Et peut-être étaient-ce en effet les plus ardents républicains qui, dans le fond du cœur, se trouvaient le plus affligés de ce cruel triomphe: quels que fussent les intérêts de leur opinion ou de leur parti, pouvaient-ils se dissimuler que si la République avait été véritablement menacée, c'est au moins par les moyens les plus indignes d'elle qu'on avait entrepris de la sauver!
Ils ne pouvaient se dissimuler encore que des secours aussi violents, aussi parricides, n'étaient pas moins propres à renverser la République qu'à la rétablir; et qu'enfin le succès d'un grand exemple venait d'apprendre aux factieux de toutes les classes par quelles manœuvres, avec quelle impunité l'on pouvait violer la Constitution, pourvu qu'on en eût l'audace et qu'on en sût bien saisir le moment.
N'était-il pas trop évident que la République n'était plus qu'un nom; que sous ce nom un petit nombre de démagogues pouvait usurper d'un moment à l'autre la puissance la plus absolue qu'aucun gouvernement eût jamais exercée; que toute la majesté de la représentation nationale se trouvait soumise à l'oligarchie la plus oligarchique et la plus militaire qui eût jamais existé, et que cette oligarchie d'un nouveau genre ne devait pas trouver encore dans l'incertitude et l'extrême mobilité de son existence des principes de sagesse, de justice et de modération bien rassurants.
Aucune crise de la Révolution n'a paru moins sanguinaire, à la vérité; mais il n'en est peut-être aucune qui soit signalée par des actes de violence plus arbitraires, plus révoltants, par des déportations plus injustes, par des émigrations plus nombreuses, par un acharnement plus barbare contre cette foule de malheureux que la loi même avait forcés d'abandonner leurs foyers, par des arrestations plus fréquentes et plus despotiques, par des mesures plus destructives au dedans et plus alarmantes au dehors. La journée du 18 fructidor fut le dernier triomphe des idées extrêmes sur les principes qui ont fondé jusqu'ici la sûreté de tous les gouvernements et de tous les peuples; il fut accompagné de crimes moins éclatants, mais d'une plus terrible puissance. Il y a tout lieu de craindre que ses suites ne s'étendent encore beaucoup plus loin, qu'il ne soit le 31 mai de l'Europe entière.

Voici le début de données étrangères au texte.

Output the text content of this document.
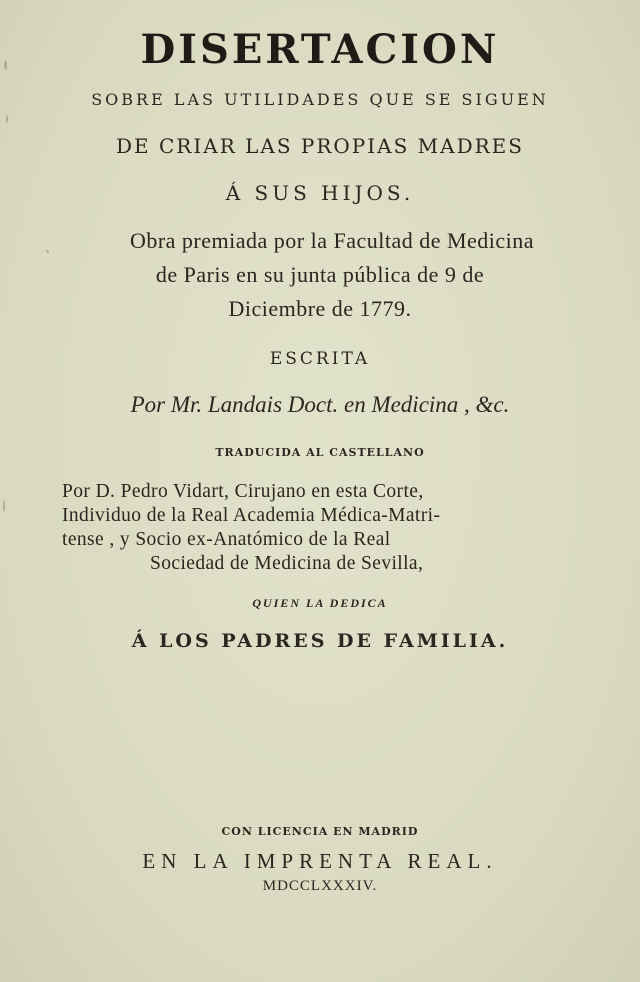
DISERTACION
SOBRE LAS UTILIDADES QUE SE SIGUEN
DE CRIAR LAS PROPIAS MADRES
Á SUS HIJOS.
Obra premiada por la Facultad de Medicina
de Paris en su junta pública de 9 de
Diciembre de 1779.
ESCRITA
Por Mr. Landais Doct. en Medicina , &c.
TRADUCIDA AL CASTELLANO
Por D. Pedro Vidart, Cirujano en esta Corte,
Individuo de la Real Academia Médica-Matri-
tense , y Socio ex-Anatómico de la Real
Sociedad de Medicina de Sevilla,
QUIEN LA DEDICA
Á LOS PADRES DE FAMILIA.
CON LICENCIA EN MADRID
EN LA IMPRENTA REAL.
MDCCLXXXIV.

L'inconcevable inertie du peuple de Paris dans cette circonstance ne peut s'expliquer que par le profond accablement où l'ont plongé tant d'années de misère et de calamités de tout genre. Où les malheurs particuliers sont si grands et si multipliés, il n'y a plus d'esprit public. Chacun est trop occupé de ses propres dangers pour considérer ceux de la patrie. Sous l'apparence de se rallier à la volonté générale, on ne se rallie en effet qu'à soi. «Sauve qui peut!» est la morale du jour. Cette morale perfide a perdu la France, et perdra le reste de l'Europe si l'on n'y rappelle pas les nations et les individus à des sentiments plus patriotiques et plus généreux.